题目7：Day of Week

http://ac.jobdu.com/problem.php?cid=1040&pid=6

题目描述：

We now use the Gregorian style of dating in Russia. The leap years are years with number divisible by 4 but not divisible by 100, or divisible by 400.
For example, years 2004, 2180 and 2400 are leap.
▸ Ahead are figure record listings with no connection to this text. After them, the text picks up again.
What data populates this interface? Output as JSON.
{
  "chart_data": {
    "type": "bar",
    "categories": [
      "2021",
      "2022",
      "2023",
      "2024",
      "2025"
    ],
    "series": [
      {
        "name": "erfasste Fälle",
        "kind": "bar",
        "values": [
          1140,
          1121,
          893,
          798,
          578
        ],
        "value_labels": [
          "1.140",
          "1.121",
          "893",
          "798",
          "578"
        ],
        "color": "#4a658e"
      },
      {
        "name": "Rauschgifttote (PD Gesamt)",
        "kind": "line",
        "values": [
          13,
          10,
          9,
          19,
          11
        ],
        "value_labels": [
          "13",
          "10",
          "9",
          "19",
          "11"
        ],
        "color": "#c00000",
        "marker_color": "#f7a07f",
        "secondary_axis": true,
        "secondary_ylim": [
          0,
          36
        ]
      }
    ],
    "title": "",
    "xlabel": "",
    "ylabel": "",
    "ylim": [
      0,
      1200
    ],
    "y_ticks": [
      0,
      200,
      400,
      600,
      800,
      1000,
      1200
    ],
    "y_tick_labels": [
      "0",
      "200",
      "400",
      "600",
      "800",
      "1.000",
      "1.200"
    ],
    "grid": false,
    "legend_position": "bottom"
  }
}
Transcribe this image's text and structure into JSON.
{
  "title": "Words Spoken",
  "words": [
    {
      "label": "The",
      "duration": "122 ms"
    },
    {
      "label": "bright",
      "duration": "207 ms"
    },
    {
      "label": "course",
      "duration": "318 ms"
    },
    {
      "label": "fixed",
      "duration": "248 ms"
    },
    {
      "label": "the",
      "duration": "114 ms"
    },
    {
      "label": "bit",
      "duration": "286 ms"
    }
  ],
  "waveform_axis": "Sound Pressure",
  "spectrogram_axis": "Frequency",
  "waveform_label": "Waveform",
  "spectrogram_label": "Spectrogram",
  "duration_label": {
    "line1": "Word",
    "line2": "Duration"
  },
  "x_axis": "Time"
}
Years 2004, 2181 and 2300 are not leap.
Your task is to write a program which will compute the day of week corresponding to a given date in the nearest past or in the future using today’s agreement about dating.

输入：

There is one single line contains the day number d, month name M and year number y(1000≤y≤3000). The month name is the corresponding English name starting from the capital letter.

输出：

Output a single line with the English name of the day of week corresponding to the date, starting from the capital letter. All other letters must be in lower case.

样例输入：

9 October 2001
14 October 2001

样例输出：

Tuesday
Sunday

提示：

Month and Week name in Input/Output:
January, February, March, April, May, June, July, August, September, October, November, December
Sunday, Monday, Tuesday, Wednesday, Thursday, Friday, Saturday

// 题目7：Day of Week.cpp: 主项目文件。

#include "stdafx.h"
#include <cstdio>
#include <iostream>
#include <map>
#include <string>
using namespace std;

int mDay[13]={0,31,28,31,30,31,30,31,31,30,31,30,31};
int mYear[2]={365,366};
map<string,int> cmap;
map<int,string> cmapAns;

void swap(int &a,int &b)
{
	int tmp=a;
	a=b;
	b=tmp;
}

int isLeap(int year)
{
	return (year%4==0&&year%100!=0||year%400==0)?1:0;
}

int days(int yy,int mm,int dd)
{
	int res=0;
	for(int i=1;i<mm;i++)
		res+=mDay[i];
	int tag=isLeap(yy);
	if(mm<=2)
		return res+dd;
	else
	{
		if(tag)
			return res+1+dd;
		else
			return res+dd;
	}
}

int dateDifference(int year1,int month1,int day1,int year2,int month2,int day2)
{
	bool flag=false;
	if(year2<year1||(year2==year1&&month2<month1)||
		(year2==year1&&month2==month1&&day2<day1))
	{
		flag=true;
		swap(year1,year2);
		swap(month1,month2);
		swap(day1,day2);
	}
	int firstDays=days(year1,month1,day1);
	int secondDays=days(year2,month2,day2);
	int res=0;
	for(int i=year1;i<year2;i++)
		res+=mYear[isLeap(i)];
	res=res+secondDays-firstDays;
	if(flag)
		return -res;
	else
		return res;
}

int main()
{
	freopen("F:\\test.txt","r",stdin);
	freopen("F:\\output.txt","w",stdout);
	cmap["January"]=1;cmap["February"]=2;cmap["March"]=3;
	cmap["April"]=4;cmap["May"]=5;cmap["June"]=6;
	cmap["July"]=7;cmap["August"]=8;cmap["September"]=9;
	cmap["October"]=10;cmap["November"]=11;cmap["December"]=12;
	cmapAns[1]="Monday";cmapAns[2]="Tuesday";cmapAns[3]="Wednesday";
	cmapAns[4]="Thursday";
	cmapAns[5]="Friday";cmapAns[6]="Saturday";cmapAns[7]="Sunday";
    int yy,mm,dd;
	string str;
	while(cin>>dd>>str>>yy)
	{
		mm=cmap[str];
		int res=dateDifference(2013,2,3,yy,mm,dd);
		if(res>0)
		{
			if(res%7==0)
				cout<<"Sunday"<<endl;
			else
				cout<<cmapAns[res%7]<<endl;
		}
		else
		{
			res=-res;
			cout<<cmapAns[7-(res%7)]<<endl;
		}
	}
    return 0;
}